The policy file is reloaded on signal (SIGHUP) without restarting the process. Validation is via Zod; an invalid policy is rejected and the previous policy stays active.

6Key technical decisions

Hono, not Express

Hono is fast, runs everywhere (Bun, Node, Cloudflare Workers, Deno), and has a clean middleware story. The router’s overhead is below one millisecond on Bun.

better-sqlite3, not Postgres

The audit log is write-heavy on a single host. better-sqlite3 with WAL mode handles tens of thousands of writes per second on a laptop. Operationally, the router is one process and one SQLite file. That simplicity is a feature.

YAML, not JSON

Policy files are read by humans. YAML’s comment support and lighter syntax make policies more legible. We validate strictly with Zod after parsing; the runtime model is JSON.

Fail closed on privacy

A pinned request that cannot reach a pinned destination returns an error. Silent cloud fallback would be wrong; we make it impossible.

7Implementation milestones

Milestone 1 · OpenAI-compatible passthrough

Hono server, parse OpenAI requests, forward to a single configured destination, stream the response. Acceptance: an existing OpenAI-using application works against the router with a base URL change.

Milestone 2 · policy engine

Zod-validated YAML policy, expression engine for match conditions, weighted destination selection. Acceptance: rules of the form “short prompts to provider A” route correctly, with property-based tests for the matcher.

Milestone 3 · privacy pinning

Pin field on rules, fail-closed dispatcher, header-driven and content-classifier-driven pinning. Acceptance: a sensitive request never reaches a non-pinned destination, even when the local destination is unhealthy.

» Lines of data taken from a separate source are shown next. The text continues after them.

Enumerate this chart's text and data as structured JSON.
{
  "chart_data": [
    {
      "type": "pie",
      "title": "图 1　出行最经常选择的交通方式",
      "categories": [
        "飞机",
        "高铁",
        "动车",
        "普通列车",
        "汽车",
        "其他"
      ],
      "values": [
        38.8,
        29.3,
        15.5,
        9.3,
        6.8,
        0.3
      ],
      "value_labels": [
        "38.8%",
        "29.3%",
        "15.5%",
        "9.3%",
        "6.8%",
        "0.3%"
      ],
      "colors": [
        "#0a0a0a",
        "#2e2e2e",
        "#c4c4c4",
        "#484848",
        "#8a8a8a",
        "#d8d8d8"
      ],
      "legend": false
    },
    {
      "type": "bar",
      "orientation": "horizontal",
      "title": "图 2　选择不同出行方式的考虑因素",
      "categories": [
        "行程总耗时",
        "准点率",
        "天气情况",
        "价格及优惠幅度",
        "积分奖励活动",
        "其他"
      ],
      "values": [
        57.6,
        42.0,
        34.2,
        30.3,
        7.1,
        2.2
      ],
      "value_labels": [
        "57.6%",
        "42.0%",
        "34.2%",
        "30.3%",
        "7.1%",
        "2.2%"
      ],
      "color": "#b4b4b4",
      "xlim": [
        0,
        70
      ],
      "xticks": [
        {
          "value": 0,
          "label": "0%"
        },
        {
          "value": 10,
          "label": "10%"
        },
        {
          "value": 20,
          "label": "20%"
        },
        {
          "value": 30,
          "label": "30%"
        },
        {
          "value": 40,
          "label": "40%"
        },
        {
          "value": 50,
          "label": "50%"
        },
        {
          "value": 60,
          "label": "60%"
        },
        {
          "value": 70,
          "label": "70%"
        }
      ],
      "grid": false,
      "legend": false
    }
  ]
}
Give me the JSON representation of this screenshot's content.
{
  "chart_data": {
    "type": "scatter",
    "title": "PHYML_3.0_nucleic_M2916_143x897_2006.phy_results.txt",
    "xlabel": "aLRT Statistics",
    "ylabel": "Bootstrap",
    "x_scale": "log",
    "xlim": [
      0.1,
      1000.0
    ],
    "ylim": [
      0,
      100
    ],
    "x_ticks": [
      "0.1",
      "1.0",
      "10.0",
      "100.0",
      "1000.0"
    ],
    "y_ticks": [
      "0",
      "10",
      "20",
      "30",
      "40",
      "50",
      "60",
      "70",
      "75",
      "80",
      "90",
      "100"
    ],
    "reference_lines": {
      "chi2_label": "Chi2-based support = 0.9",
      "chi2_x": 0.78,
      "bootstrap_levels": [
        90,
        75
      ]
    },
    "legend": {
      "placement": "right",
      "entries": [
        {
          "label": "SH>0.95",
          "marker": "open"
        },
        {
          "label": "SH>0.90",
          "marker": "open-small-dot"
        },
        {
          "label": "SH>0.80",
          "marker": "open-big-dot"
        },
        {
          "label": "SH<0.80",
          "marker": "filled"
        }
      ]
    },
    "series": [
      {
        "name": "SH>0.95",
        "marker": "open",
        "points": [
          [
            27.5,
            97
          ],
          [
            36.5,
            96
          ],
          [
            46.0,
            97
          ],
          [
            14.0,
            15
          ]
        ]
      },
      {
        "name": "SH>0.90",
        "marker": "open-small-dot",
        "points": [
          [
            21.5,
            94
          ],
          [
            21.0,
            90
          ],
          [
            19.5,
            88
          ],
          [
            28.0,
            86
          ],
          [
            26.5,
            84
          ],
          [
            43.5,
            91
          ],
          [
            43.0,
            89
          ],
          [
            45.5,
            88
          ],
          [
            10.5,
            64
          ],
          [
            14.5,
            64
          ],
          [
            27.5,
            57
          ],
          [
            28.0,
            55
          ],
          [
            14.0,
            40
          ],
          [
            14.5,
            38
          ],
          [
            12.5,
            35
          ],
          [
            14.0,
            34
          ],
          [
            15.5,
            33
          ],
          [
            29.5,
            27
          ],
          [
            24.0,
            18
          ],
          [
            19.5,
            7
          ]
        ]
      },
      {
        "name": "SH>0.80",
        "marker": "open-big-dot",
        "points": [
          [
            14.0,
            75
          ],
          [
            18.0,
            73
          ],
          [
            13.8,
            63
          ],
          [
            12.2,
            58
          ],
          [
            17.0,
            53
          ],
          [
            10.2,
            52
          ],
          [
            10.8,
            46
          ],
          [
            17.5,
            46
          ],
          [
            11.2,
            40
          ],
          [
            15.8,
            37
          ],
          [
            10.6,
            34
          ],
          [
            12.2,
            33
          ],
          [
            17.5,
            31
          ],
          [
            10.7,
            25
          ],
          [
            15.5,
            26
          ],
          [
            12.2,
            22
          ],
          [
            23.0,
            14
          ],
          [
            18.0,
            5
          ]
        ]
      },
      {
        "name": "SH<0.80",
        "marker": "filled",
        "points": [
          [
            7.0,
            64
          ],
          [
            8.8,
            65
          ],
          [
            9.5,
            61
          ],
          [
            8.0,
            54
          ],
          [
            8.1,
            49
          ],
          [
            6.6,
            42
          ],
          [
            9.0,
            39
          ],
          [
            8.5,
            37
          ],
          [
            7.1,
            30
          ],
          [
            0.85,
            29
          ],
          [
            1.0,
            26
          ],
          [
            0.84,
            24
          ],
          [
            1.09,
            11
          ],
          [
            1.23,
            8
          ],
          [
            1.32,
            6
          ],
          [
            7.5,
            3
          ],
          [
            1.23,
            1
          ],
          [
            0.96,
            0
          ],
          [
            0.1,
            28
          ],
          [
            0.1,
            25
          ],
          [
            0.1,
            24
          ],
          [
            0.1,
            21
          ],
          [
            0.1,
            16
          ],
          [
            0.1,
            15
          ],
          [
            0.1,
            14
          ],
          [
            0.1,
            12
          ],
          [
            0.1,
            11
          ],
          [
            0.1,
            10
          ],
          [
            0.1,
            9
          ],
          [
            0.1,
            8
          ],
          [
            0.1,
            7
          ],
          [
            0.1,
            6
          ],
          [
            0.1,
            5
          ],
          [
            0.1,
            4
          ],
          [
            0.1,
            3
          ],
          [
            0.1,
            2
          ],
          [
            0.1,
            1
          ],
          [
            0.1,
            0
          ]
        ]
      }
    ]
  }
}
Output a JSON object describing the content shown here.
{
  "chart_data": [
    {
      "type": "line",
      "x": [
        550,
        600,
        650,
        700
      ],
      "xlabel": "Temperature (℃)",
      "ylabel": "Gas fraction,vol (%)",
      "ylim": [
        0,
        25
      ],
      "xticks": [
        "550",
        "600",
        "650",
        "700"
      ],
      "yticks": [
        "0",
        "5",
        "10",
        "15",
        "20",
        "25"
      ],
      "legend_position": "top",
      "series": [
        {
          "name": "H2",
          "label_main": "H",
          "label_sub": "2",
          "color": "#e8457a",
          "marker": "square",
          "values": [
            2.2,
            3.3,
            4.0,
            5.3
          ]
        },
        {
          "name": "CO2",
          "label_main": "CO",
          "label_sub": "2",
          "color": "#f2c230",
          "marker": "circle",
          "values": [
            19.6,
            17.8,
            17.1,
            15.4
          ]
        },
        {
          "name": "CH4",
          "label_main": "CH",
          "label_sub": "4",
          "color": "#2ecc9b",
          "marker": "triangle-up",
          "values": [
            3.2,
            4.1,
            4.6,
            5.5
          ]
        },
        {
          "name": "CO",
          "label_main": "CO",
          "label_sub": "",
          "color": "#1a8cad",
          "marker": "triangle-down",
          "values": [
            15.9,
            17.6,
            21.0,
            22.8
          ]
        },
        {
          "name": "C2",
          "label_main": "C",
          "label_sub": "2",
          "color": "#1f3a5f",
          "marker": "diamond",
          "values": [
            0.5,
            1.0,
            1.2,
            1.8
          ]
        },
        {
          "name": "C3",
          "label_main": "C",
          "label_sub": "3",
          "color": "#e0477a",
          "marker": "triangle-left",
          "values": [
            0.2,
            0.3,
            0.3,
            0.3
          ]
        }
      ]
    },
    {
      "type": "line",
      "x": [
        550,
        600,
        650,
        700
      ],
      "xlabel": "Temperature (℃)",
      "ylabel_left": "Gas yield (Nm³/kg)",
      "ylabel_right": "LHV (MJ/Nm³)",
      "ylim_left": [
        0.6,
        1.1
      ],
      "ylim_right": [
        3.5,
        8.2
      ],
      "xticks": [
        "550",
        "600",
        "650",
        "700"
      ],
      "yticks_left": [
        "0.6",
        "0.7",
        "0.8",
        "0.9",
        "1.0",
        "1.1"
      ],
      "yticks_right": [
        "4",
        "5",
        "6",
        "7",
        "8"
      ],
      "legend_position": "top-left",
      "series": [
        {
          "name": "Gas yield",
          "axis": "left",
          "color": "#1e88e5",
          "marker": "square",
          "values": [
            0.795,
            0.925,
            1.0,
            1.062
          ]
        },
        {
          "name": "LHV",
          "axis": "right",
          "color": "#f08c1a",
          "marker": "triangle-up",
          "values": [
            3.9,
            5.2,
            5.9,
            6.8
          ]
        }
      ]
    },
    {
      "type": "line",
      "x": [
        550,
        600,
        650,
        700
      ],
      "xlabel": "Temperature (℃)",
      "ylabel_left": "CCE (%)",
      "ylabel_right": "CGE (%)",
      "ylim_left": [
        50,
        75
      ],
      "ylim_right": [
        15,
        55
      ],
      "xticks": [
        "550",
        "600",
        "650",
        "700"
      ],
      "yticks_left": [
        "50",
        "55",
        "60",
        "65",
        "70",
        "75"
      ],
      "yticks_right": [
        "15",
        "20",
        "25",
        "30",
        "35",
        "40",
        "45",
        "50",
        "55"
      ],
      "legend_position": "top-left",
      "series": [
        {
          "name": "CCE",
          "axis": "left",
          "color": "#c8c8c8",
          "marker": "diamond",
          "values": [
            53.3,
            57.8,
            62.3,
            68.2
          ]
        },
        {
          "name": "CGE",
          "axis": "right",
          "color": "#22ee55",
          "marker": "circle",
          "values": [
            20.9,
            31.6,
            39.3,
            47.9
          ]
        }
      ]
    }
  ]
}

Milestone 4 · audit log + viewer

better-sqlite3 schema, write path, admin queries. Small admin UI for log inspection. CSV export for offline analysis.

8Lessons / honest limits

Lessons

• Policy as code is the win. The PRs that change routing become legible. Reviewers can disagree before traffic moves.
• Fail-closed privacy is the only correct default. Silent cloud fallback would be the bug everyone discovers in production.
• SQLite is a serious database. The audit-log writes are not the bottleneck; the model calls are.

Honest limits

• Single-instance. The audit log is local. For multi-instance deployments, ship the SQLite file or write to a shared destination via the OTel collector.
• No caching. Out of scope. Pair with a separate cache.
• Content classifier is opt-in. Built-in classifier is a small Llama 3.2 model on Ollama; teams that want a stronger one can plug in their own.
• Embedding endpoints are basic. Routing for embeddings is by model name and request size. Privacy pinning applies.

9Conclusion

Local LLM Router is what an LLM gateway looks like when it does one job well. OpenAI-compatible on the front; Ollama and cloud on the back; YAML policy in the middle; SQLite for audit. Every routing decision is reviewable, version-controlled, and recorded. Privacy is non-overridable. A/B is rampable.

The repository is MIT licensed. The wiki contains policy patterns for the common scenarios (privacy pinning, A/B rollout, cost optimisation, model migration), an Ollama hardening note, and a Cloudflare Workers deployment recipe.